The New Papyrus, from Xerox

Xerox PARC, the inventor of much of the technology on your desk, has another in the works: electric paper. But can PARC bring it to market before an upstart? By Jennifer Sullivan.

Xerox PARC engineers -- the wizards who gave us the laser printer, networking, and the modern personal computer -- have done it again.

They're working on "electric paper," a fabric-like material that can display digital text. The "paper" is flexible. It uses far less power than a laptop display. It can achieve resolutions as good as a laser printer. Perhaps most important, it can eventually be made for US$1 a page -- a minuscule fraction of what it costs to make an LCD display.

Xerox (XRX) is tight-lipped about possible products. But use your imagination: wallpaper that changes patterns at a decorator's whim; billboards that change ads for weekday and weekend commuters; radio-controlled grocery store shelf tags for diaper happy hours; or "electric newsprint" that wirelessly downloads the hourly editions of The New York Times and The Wall Street Journal.

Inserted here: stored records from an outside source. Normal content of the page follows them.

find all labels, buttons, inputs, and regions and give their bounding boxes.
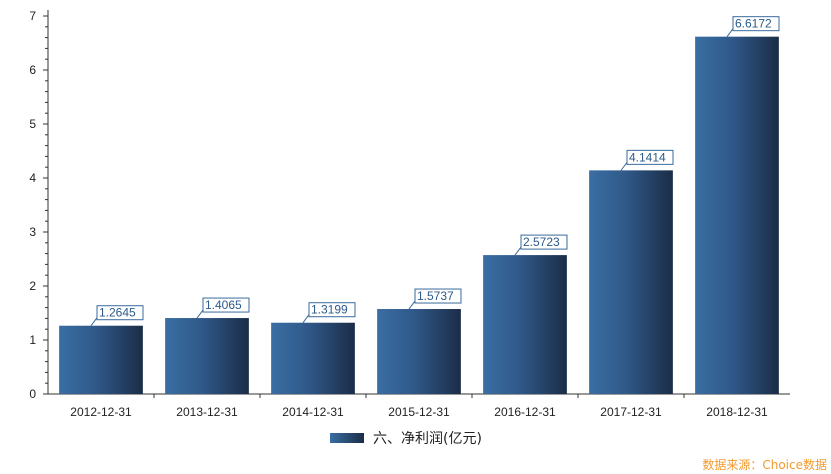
bar[interactable] bbox=[271, 322, 355, 394]
x-axis: 2012-12-31 2013-12-31 2014-12-31 2015-12-31… bbox=[48, 393, 790, 419]
data-label-leader bbox=[408, 300, 416, 310]
y-axis: 0 1 2 3 4 5 6 7 bbox=[29, 9, 49, 401]
data-label: 1.4065 bbox=[205, 298, 242, 312]
data-label-box bbox=[414, 288, 462, 304]
y-tick-label: 7 bbox=[29, 9, 36, 23]
data-label: 1.5737 bbox=[417, 289, 454, 303]
bar[interactable] bbox=[377, 309, 461, 394]
y-tick-label: 4 bbox=[29, 171, 36, 185]
y-tick-label: 1 bbox=[29, 333, 36, 347]
data-label-leader bbox=[90, 317, 98, 327]
data-label-leader bbox=[620, 162, 628, 171]
bar[interactable] bbox=[59, 325, 143, 394]
x-tick-label: 2015-12-31 bbox=[388, 405, 450, 419]
legend-swatch bbox=[330, 433, 364, 443]
data-label-leader bbox=[514, 246, 522, 256]
data-label-box bbox=[626, 149, 674, 165]
data-label: 1.2645 bbox=[99, 306, 136, 320]
x-tick-label: 2013-12-31 bbox=[176, 405, 238, 419]
data-label-box bbox=[520, 234, 568, 250]
data-label: 1.3199 bbox=[311, 303, 348, 317]
data-labels: 1.2645 1.4065 1.3199 1.5737 2.5723 4.1414 6.61… bbox=[90, 16, 780, 327]
bar[interactable] bbox=[165, 318, 249, 394]
bar[interactable] bbox=[589, 170, 673, 394]
bars bbox=[59, 36, 779, 394]
bar[interactable] bbox=[483, 255, 567, 394]
data-label-leader bbox=[196, 309, 204, 319]
legend[interactable]: 六、净利润(亿元) bbox=[330, 431, 482, 447]
x-tick-label: 2017-12-31 bbox=[600, 405, 662, 419]
y-tick-label: 2 bbox=[29, 279, 36, 293]
x-tick-label: 2016-12-31 bbox=[494, 405, 556, 419]
source-label: 数据来源：Choice数据 bbox=[702, 457, 827, 472]
x-tick-label: 2014-12-31 bbox=[282, 405, 344, 419]
data-label-box bbox=[202, 297, 250, 313]
data-label: 4.1414 bbox=[629, 150, 666, 164]
y-tick-label: 6 bbox=[29, 63, 36, 77]
y-tick-label: 0 bbox=[29, 387, 36, 401]
data-label-box bbox=[308, 302, 356, 318]
bar[interactable] bbox=[695, 36, 779, 394]
data-label: 6.6172 bbox=[735, 17, 772, 31]
x-tick-label: 2018-12-31 bbox=[706, 405, 768, 419]
data-label-box bbox=[732, 16, 780, 32]
data-label-leader bbox=[302, 314, 310, 324]
data-label: 2.5723 bbox=[523, 235, 560, 249]
legend-label: 六、净利润(亿元) bbox=[373, 431, 482, 447]
y-tick-label: 3 bbox=[29, 225, 36, 239]
data-label-box bbox=[96, 305, 144, 321]
x-tick-label: 2012-12-31 bbox=[70, 405, 132, 419]
y-tick-label: 5 bbox=[29, 117, 36, 131]
data-label-leader bbox=[726, 28, 734, 37]
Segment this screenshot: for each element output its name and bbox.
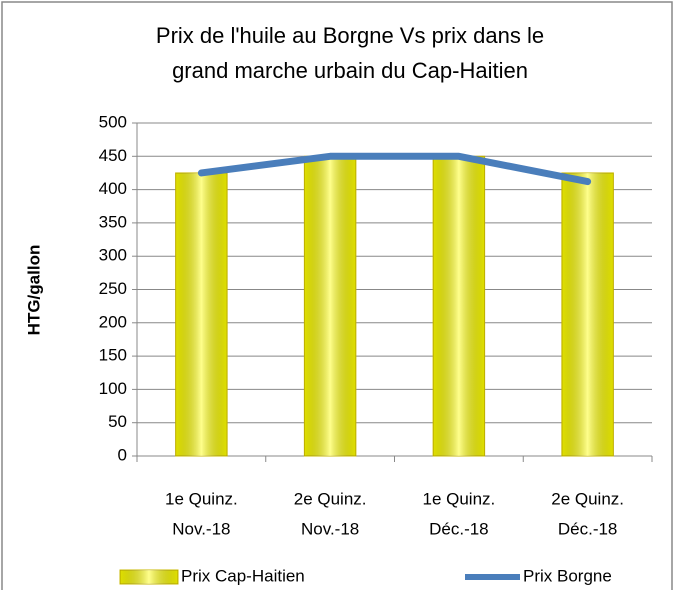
y-tick-label: 200 — [99, 312, 127, 331]
y-tick-label: 450 — [99, 146, 127, 165]
bar — [303, 155, 357, 457]
line — [197, 152, 592, 186]
y-tick-label: 50 — [108, 412, 127, 431]
x-tick-label: Nov.-18 — [172, 519, 230, 538]
y-tick-label: 0 — [118, 445, 127, 464]
bar — [175, 172, 228, 457]
bar — [561, 172, 614, 457]
x-tick-label: Déc.-18 — [558, 519, 618, 538]
y-tick-label: 100 — [99, 379, 127, 398]
legend-label: Prix Borgne — [523, 566, 612, 585]
x-tick-label: Déc.-18 — [429, 519, 489, 538]
y-tick-label: 400 — [99, 179, 127, 198]
x-tick-label: 2e Quinz. — [551, 489, 624, 508]
chart-title: Prix de l'huile au Borgne Vs prix dans l… — [156, 23, 544, 48]
y-tick-label: 150 — [99, 346, 127, 365]
y-tick-label: 500 — [99, 112, 127, 131]
y-tick-label: 300 — [99, 246, 127, 265]
x-tick-label: 2e Quinz. — [294, 489, 367, 508]
y-axis-label: HTG/gallon — [24, 245, 43, 336]
bar — [432, 155, 486, 457]
legend-swatch-shine — [120, 570, 178, 584]
x-tick-label: Nov.-18 — [301, 519, 359, 538]
y-tick-label: 350 — [99, 212, 127, 231]
x-tick-label: 1e Quinz. — [165, 489, 238, 508]
x-tick-label: 1e Quinz. — [422, 489, 495, 508]
y-tick-label: 250 — [99, 279, 127, 298]
legend-label: Prix Cap-Haitien — [181, 566, 305, 585]
chart-title: grand marche urbain du Cap-Haitien — [172, 58, 528, 83]
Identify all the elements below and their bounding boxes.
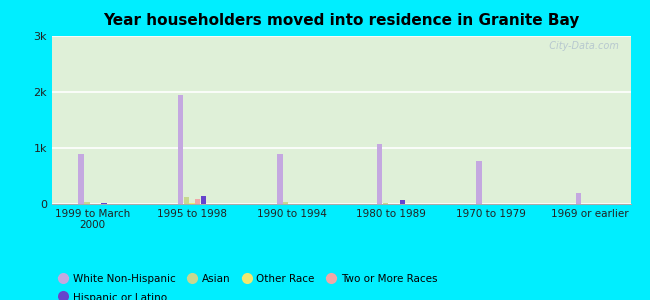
Bar	[78, 154, 84, 204]
Bar	[189, 203, 195, 204]
Bar	[382, 203, 388, 204]
Legend: Hispanic or Latino: Hispanic or Latino	[57, 290, 169, 300]
Bar	[278, 154, 283, 204]
Bar	[178, 95, 183, 204]
Bar	[201, 196, 206, 204]
Bar	[283, 202, 289, 204]
Bar	[377, 143, 382, 204]
Bar	[400, 200, 405, 204]
Bar	[195, 199, 200, 204]
Bar	[101, 203, 107, 204]
Bar	[476, 161, 482, 204]
Bar	[576, 193, 581, 204]
Bar	[183, 197, 189, 204]
Text: City-Data.com: City-Data.com	[543, 41, 619, 51]
Bar	[84, 202, 90, 204]
Title: Year householders moved into residence in Granite Bay: Year householders moved into residence i…	[103, 13, 579, 28]
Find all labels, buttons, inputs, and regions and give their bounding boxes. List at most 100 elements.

Xerox PARC -- short for Palo Alto Research Center -- calls the technology "Gyricon." A Gyricon display consists of millions of microscopic, charged balls painted half-black, half-white. The balls float in tiny liquid-filled cavities and rotate in response to an electrical field. Just like ink dots on laser-printed paper, swaths of these balls can form patterns, characters, and pictures. But unlike ink, the balls can be rearranged again and again.

But first, Xerox has to get the technology out of the lab. For Xerox, this could be a challenge.

Many times in its 28-year history, Xerox PARC has created absurdly wonderful technologies, only to watch companies like Apple Computer, 3Com, and Adobe Systems walk away with them to make sellable products. Once again, the research lab has an amazing invention on hand, and once again, commercial upstarts are threatening to beat it to market.